In recent years, these heatwaves have arrived earlier, become more severe and lasted longer, leaving schools unprepared to cope.

In humanitarian contexts, the impact of heat waves on education becomes even more urgent. Vulnerable communities grapple with multiple challenges of climate change, conflict and forced displacement, making access to quality education a critical lifeline for children.

By 2050 almost every child in the world – nearly 2.2 billion children – will be exposed to frequent heat waves.

Even if students continue attending classes during heat waves, their education will likely suffer. High air temperatures and lower hydration levels are known to affect children’s ability to concentrate, retain, and process information, impacting overall school achievements.

In South Asia, 78 percent of students surveyed said that their studies had been affected by climate change. Most cited either an inability to concentrate during heatwaves, damage to their school buildings, or disruptions to their journey to school.

As heat waves become more frequent and last longer, the need for urgent action grows stronger.

The most disadvantaged are most affected by climate change impacts

Recent data suggest that action is urgently needed to make education systems climate-resilient: in 2023, a UNICEF survey found that among 40 countries assessed as having high or extremely high risk of children’s exposure and vulnerability to the impacts of climate change, only a third of such countries reported concrete government action on greening education.

Recognizing the profound implications of climate change on education, governments, with support from UNICEF, the Global Partnership for Education and other actors, are working to strengthen the climate resilience of children, education personnel, schools, and education systems.

Greater attention on preparedness efforts can protect marginalized populations, especially children. This includes improving school infrastructure to ensure that educational facilities can withstand extreme weather conditions and disasters, including structural improvements such as better ventilation and cooling systems.

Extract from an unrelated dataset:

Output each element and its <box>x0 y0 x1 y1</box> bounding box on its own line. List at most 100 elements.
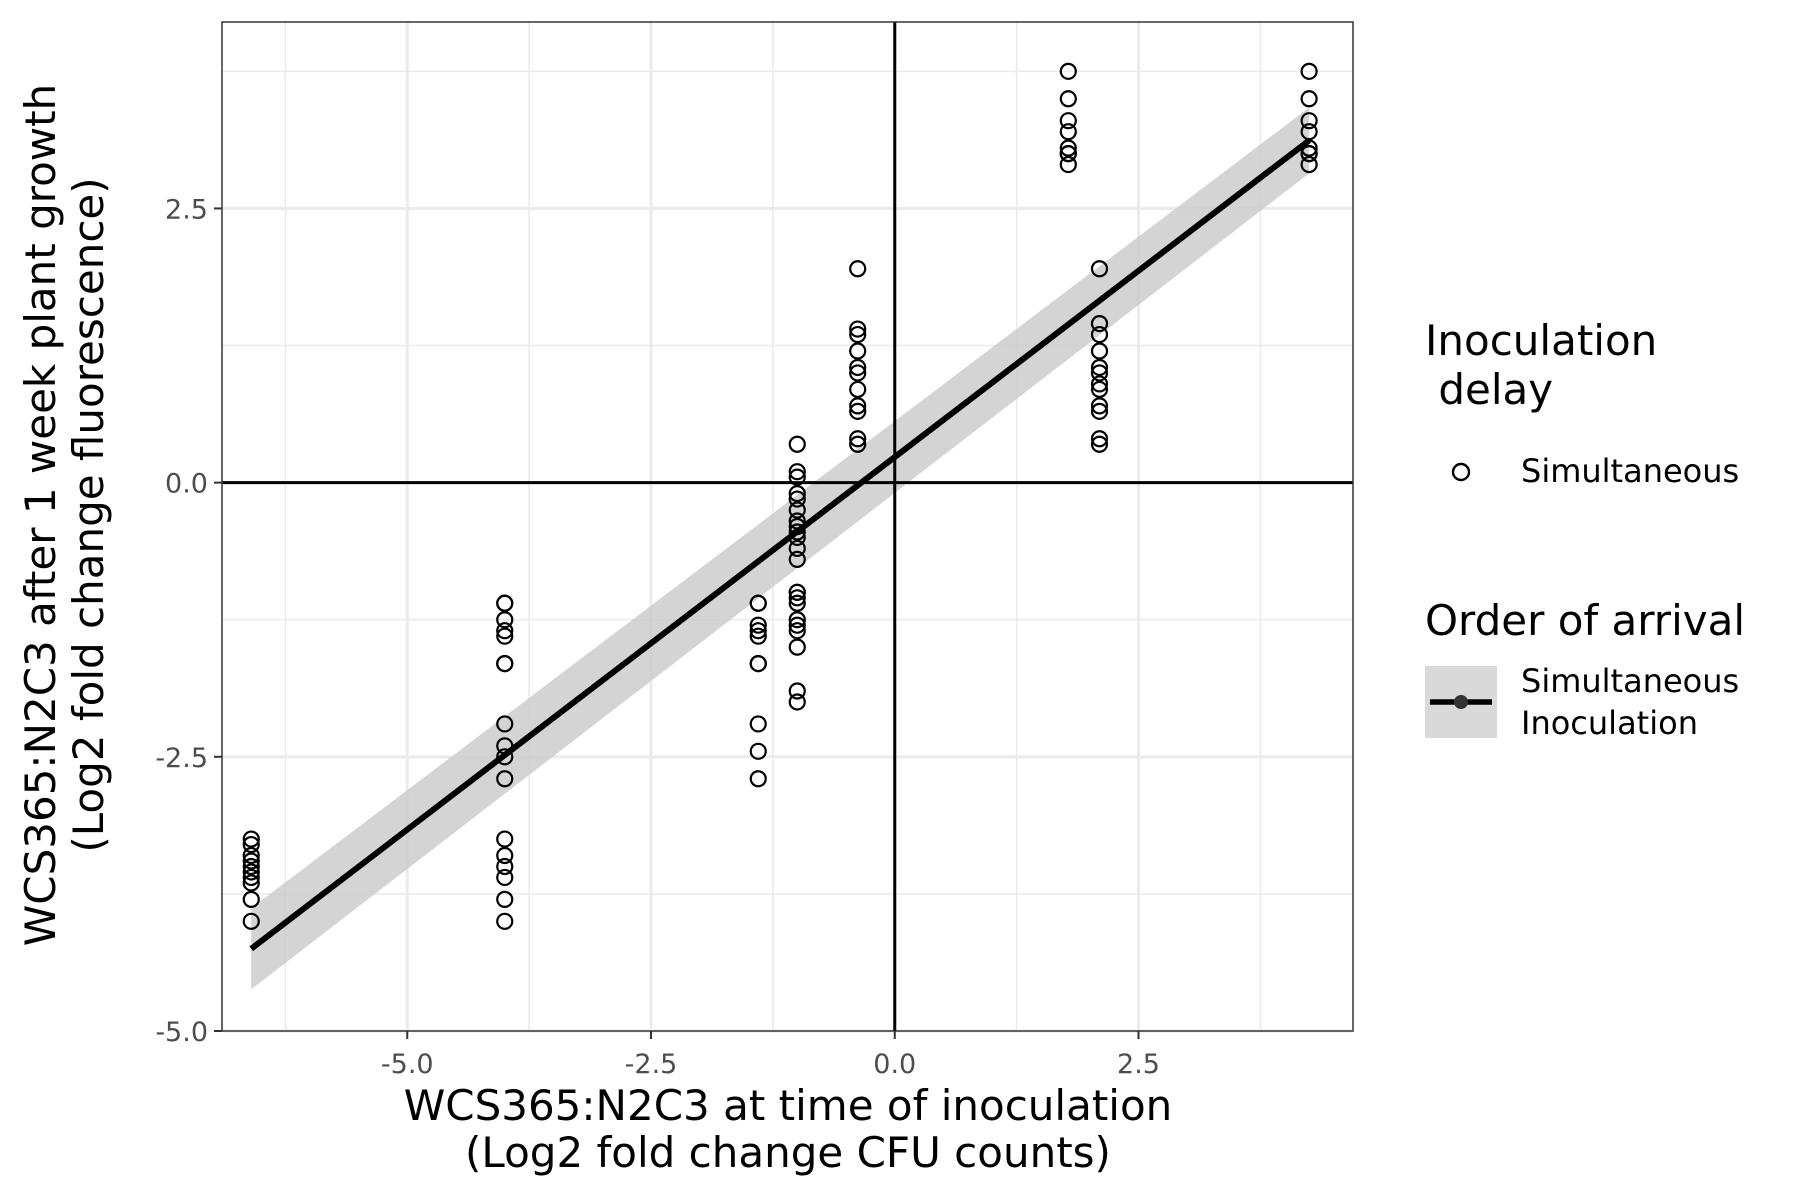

Efforts are also underway to upskill teachers on climate-resilient practices and emergency preparedness, empowering them to support students and communities during crises.

Additionally, governments are implementing policy reforms and investments that integrate climate resilience into education sector planning and decision-making. These initiatives promote green skills and engage children and young people in climate-smart solutions and local climate advocacy.

These efforts are urgently needed, as UNICEF survey data show that a mere 8 percent of countries report providing climate education to at least 70 percent of children and offering professional development opportunities to teachers in climate education.

“If I were the Minister of Education of my country, I would include more climate change-related curriculum content in all the school subjects.”

Wanchen, a Grade 10 student in Bhutan

The time to act is now

Investing in climate-resilient schools and education systems will contribute to ensuring that every child, no matter where they live, realizes their right to learn in a safe and conducive learning environment, free from the threats posed by climate change.

*Name has been changed to protect the child’s identity.